[AGÊNCIA DC NEWS]. São Paulo, com sua história pulsante e complexidade urbana, guarda no Centro Histórico não apenas o marco zero da cidade, mas também o epicentro de suas transformações. Para compreender os desafios e as possibilidades de revitalizar esta região, o projeto Comércio Histórico conversou com João Tomas do Amaral, presidente do Instituto Histórico e Geográfico de São Paulo (IHGSP). Seu principal recado? O Centro é muito mais do que um espaço físico; é uma síntese da memória coletiva e da identidade paulistana.
Na entrevista, ele reflete sobre a importância do Centro Histórico como ponto de convergência cultural e econômico ao longo do tempo, os impactos da verticalização, o apagamento arquitetônico e as ações necessárias para preservar e revitalizar essa área tão significativa. Entre ideias para atrair novos públicos e reforçar o pertencimento histórico, Amaral defende o equilíbrio entre tradição e inovação.
Confira a seguir a entrevista completa.

AGÊNCIA DC NEWS – Qual a importância do Centro Histórico no desenvolvimento da cidade?
João Tomas do Amaral – O Centro Histórico é o marco zero da cidade, onde surgiram as primeiras instituições e grandes momentos da história do estado e do país. Antes o centro era a cidade, a qual se expandiu ao longo dos anos. Hoje cada zona do município e cada distrito tem seu próprio centro, a própria vida.

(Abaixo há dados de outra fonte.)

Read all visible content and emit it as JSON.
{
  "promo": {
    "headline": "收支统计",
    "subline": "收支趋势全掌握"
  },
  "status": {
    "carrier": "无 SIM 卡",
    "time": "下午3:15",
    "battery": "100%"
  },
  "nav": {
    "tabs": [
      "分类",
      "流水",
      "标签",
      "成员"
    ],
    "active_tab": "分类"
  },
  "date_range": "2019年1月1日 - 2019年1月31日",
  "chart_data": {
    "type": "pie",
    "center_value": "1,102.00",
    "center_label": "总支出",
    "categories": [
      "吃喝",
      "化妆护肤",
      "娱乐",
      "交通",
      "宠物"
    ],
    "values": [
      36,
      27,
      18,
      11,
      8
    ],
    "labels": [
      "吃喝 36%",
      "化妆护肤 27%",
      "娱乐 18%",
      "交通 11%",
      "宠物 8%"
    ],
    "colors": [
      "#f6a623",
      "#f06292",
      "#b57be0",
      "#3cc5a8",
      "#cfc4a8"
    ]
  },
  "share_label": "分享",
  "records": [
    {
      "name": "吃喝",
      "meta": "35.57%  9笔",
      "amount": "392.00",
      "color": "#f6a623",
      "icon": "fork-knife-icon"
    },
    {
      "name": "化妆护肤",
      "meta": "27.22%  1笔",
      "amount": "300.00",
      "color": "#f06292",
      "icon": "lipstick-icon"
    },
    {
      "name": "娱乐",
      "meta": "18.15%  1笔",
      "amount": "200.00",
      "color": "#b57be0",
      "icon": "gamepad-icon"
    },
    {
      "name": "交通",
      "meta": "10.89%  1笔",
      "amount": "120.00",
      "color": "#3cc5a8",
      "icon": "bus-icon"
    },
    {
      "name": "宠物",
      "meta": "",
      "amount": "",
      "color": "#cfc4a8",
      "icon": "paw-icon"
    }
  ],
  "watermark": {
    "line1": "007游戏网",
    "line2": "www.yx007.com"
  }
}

Isso é natural e positivo, mas isso contribuiu para o esvaziamento da região. Mesmo assim, continua sendo um espaço essencial para a memória e a história de São Paulo. Não só isso, pois ainda é um local com muitos comércios, restaurantes, eventos e serviços públicos.
AGÊNCIA DC NEWS – Como o senhor vê o Centro de São Paulo em comparação com outros centros no Brasil e no mundo?
João Tomas do Amaral – São Paulo é única. Diferente de capitais como Salvador e Rio de Janeiro, limitadas pelo mar, São Paulo foi construída no planalto, permitindo uma expansão diferenciada. No exterior, cidades como Porto, em Portugal, mostram como o investimento em revitalização pode atrair turismo e valorizar a história local de regiões similares com o Centro da capital paulista.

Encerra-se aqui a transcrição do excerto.